FDS Transfer Technique Completed
Figure: The flexor sublimis tendon has been routed through the lumbrical canal and securely sutured to the extensor lateral band, augmenting PIP joint extension.

🚨 Surgical Warning: Postoperative Impingement
Postoperative impingement has been noted primarily in patients whose extensor mechanism was realigned and augmented by release or transfer of the FDS. Meticulous tensioning and ensuring smooth gliding through the lumbrical canal are critical to prevent this complication.

Postoperative Rehabilitation

Following comprehensive release and tendon transfer, the digit is immobilized in a static extension splint for 3 to 4 weeks to protect the tendon transfer and soft tissue healing. Following this period, a rigorous, therapist-guided rehabilitation program is initiated.

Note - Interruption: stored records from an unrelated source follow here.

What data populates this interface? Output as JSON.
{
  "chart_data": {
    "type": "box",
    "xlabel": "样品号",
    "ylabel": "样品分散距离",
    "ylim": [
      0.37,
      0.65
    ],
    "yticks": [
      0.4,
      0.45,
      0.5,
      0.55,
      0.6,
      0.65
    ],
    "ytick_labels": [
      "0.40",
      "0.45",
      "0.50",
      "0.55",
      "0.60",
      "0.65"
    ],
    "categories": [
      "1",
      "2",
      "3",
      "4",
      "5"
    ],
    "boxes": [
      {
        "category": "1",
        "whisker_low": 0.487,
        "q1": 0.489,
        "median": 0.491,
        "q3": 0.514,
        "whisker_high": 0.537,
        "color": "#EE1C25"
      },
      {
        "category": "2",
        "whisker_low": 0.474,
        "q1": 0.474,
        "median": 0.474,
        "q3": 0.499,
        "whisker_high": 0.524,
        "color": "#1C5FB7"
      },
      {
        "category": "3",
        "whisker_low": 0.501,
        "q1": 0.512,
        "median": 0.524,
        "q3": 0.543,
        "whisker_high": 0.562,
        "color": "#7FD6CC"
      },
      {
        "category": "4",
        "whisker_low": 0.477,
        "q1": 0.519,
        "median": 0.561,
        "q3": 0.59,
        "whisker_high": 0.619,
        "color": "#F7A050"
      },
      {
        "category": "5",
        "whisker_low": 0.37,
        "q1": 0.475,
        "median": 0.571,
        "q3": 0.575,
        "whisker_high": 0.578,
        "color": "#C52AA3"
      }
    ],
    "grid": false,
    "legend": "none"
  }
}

Postoperative Rehabilitation
Figure D and E: Following meticulous postoperative rehabilitation, the patient demonstrates an excellent active proximal interphalangeal joint arc of motion from 20 degrees of extension to 90 degrees of flexion.

Night splinting in extension is often continued for 3 to 6 months postoperatively to prevent recurrence of the flexion contracture during the remodeling phase of healing. Regular follow-up through skeletal maturity is advised to monitor for recurrent deformity during growth spurts.